Severe lodging of wheat yet unharvested will result in yield loss due to mechanical harvesting difficulties and/or reduction in grain quality due to weathering and sprouting of grain (Lipps et. al., 2003). The quality of wheat straw harvested from these ponded areas will also be lower.
Deposits of sediment and crop residues often remain on crop plants once the water recedes that either outright smother any surviving plants or greatly reduce their ability to capture sunlight and photosynthesize carbohydrates.
Mud and crud that cakes the leaves and stalks encourage subsequent development of fungal and bacterial diseases in damaged plant tissue.

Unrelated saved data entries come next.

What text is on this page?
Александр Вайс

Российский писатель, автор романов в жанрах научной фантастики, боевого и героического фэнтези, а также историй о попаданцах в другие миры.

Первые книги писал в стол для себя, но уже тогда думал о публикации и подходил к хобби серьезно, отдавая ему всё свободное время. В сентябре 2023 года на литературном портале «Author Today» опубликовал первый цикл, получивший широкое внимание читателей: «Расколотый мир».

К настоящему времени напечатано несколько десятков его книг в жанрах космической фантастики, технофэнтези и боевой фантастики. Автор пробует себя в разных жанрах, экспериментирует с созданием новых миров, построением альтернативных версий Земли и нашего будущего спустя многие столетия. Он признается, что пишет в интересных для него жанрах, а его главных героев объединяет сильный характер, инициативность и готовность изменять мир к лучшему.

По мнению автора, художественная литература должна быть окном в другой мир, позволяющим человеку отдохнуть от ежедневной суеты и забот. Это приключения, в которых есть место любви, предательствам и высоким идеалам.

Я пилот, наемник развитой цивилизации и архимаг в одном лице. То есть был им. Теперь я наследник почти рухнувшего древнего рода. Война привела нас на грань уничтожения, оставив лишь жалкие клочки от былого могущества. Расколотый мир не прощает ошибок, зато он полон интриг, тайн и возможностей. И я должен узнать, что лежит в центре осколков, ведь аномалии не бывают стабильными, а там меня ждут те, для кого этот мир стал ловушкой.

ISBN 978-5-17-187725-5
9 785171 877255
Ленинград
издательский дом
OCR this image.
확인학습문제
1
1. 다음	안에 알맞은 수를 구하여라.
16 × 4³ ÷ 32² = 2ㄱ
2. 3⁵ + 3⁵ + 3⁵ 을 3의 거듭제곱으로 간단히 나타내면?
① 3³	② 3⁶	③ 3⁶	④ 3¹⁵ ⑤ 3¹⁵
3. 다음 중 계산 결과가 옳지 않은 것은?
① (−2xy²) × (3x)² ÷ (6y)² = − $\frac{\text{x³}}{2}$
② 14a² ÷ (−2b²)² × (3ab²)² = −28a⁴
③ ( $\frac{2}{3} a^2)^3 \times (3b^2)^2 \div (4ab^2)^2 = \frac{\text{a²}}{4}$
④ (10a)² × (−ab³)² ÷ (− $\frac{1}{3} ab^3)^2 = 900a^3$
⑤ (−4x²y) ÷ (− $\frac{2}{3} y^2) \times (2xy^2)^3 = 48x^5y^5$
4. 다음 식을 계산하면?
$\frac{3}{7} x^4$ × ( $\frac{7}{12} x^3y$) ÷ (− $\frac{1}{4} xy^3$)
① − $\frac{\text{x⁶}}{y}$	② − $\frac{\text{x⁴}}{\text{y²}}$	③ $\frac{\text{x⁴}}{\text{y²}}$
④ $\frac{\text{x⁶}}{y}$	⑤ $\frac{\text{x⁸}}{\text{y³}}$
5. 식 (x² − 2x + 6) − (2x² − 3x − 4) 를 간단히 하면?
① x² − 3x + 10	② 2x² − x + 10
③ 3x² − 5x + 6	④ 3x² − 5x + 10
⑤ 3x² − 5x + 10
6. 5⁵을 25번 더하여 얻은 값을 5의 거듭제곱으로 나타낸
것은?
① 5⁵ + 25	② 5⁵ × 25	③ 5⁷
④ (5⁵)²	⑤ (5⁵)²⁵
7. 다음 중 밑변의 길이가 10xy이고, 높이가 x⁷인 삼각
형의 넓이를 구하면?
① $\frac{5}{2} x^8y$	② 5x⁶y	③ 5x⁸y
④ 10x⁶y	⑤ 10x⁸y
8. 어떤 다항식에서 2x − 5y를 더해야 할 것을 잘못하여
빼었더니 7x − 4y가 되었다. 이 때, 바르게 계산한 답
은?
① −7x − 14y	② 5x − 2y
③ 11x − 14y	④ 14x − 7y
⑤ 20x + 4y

When Deer Creek (Carroll County) flooded severely in August of 1998, adjacent fields of corn that were in the initial stages of pollination subsequently developed severe bacterial ear rots following inundation by flood waters at or above the ear level of the plants (Nielsen & Ruhl, 1998).
Crops that survive less severe bouts of ponding and saturated soils will nonetheless suffer significant damage to their root systems. The immediate effects will be stunting of plant development. In the longer term, root systems compromised by ponding and saturated soils now will be less able to sustain the crops IF drought conditions would develop later in the growing season.
For corn, damage to its root system now will predispose the crop to the development of root and stalk rots later by virtue of the photosynthetic stress imposed by the limited root system during the important grain filling period following pollination. Monitor affected fields later in August for the possible development of stalk rots and modify harvest-timing strategies accordingly.
Loss of soil nitrate nitrogen in saturated soils due to denitrification or leaching processes is undoubtedly occurring at significant rates. Estimates of nitrate-N loss due to waterlogged soil conditions are at least five percent per day given the current warm soil temperatures (Hoeft, 2002). Many cornfields in the affected area are still in their rapid growth phase prior to pollination when nitrogen uptake rates are at their peak. Consequently, some of these fields currently enduring soggy soil conditions may ultimately develop nitrogen deficiency symptoms without additional fertilizer applications. Where estimated nitrogen loss is significant (60 lbs. or greater) in fields not yet tasseling and yield potential is still reasonable, corn may respond to an additional 50 – 80 lbs. of applied fertilizer N up to or shortly after tasseling (Hoeft, 2001).
Assessing the effects of hail damage to corn can be challenging. Important factors include the amount of defoliation and stalk bruising caused by the hail stones relative to the growth stage of the crop. While hail damage can result in severe yield losses in corn, most of the time the human eye perceives greater damage than truly exists. Browse the two references listed below (Nielsen, 2001; Vorst, 1993) on hail damage assessment for more information..
Wind damage to corn has occurred either as stalk breakage (aka “green snap”) or root lodging (plants uprooted and laying nearly flat to the ground). The yield effect of “green snap” damage depends on the percentage of field affected and whether the stalk breakage occurs above or below the ear, but is usually serious regardless. Obviously, stalk breakage below the ear results in zero yield for that plant. Stalk breakage above the ear results in significant yield loss due to the loss of upper canopy photosynthesis capacity for that plant. Root lodged corn will recover or straighten up to varying degrees depending on the growth stage of the crop. Generally, younger corn has a greater ability to straighten up with minimal “goose-necking” than older corn. Yield effects of root lodging depend on whether soil moisture remains adequate for root regeneration, the severity of root damage due to the uprooting nature of root lodging, and the degree of “goose-necking” that develops and its effect on the harvestability of the crop.